= Mills Act =

The Mills Act is a California state law that allows cities to enter into contracts with the owners of historic structures. Such contracts require a reduction of property taxes in exchange for the continued preservation of the property.

The Mills Act is recognized by the state of California as the "single most important economic development incentive program in California for the restoration and preservation of qualified historic buildings by private property owners." The Mills Act has been credited with saving thousands of historic buildings from destruction in California.

Each local government establishes their own criteria and determines how many contracts they will allow in their jurisdiction.

For example, the City of Pasadena Historic Property Contract Program was established by ordinance in October 2002 under the authority of the Mills Act (California Government Code, Article 12, Sections 50280–50290). Under this act, local governments may enter into historic property contracts with owners of qualifying privately owned historic properties who agree to rehabilitate, restore and/or maintain their property according to the Secretary of Interior Standards.
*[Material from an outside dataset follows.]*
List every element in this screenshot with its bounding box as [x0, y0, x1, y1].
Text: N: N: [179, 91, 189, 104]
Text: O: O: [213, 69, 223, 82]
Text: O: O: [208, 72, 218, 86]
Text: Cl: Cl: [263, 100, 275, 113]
California's four largest cities (Los Angeles, San Diego, San Francisco, and San Jose) as well as more than 75 other city and county governments have instituted Mills Act programs.

The law is named after its author, James R. Mills who was inspired to write the law when a developer proposed demolishing the historic Hotel del Coronado in his San Diego area district. The law was deemed unconstitutional in 1973, but voters later approved it as a constitutional amendment in 1976.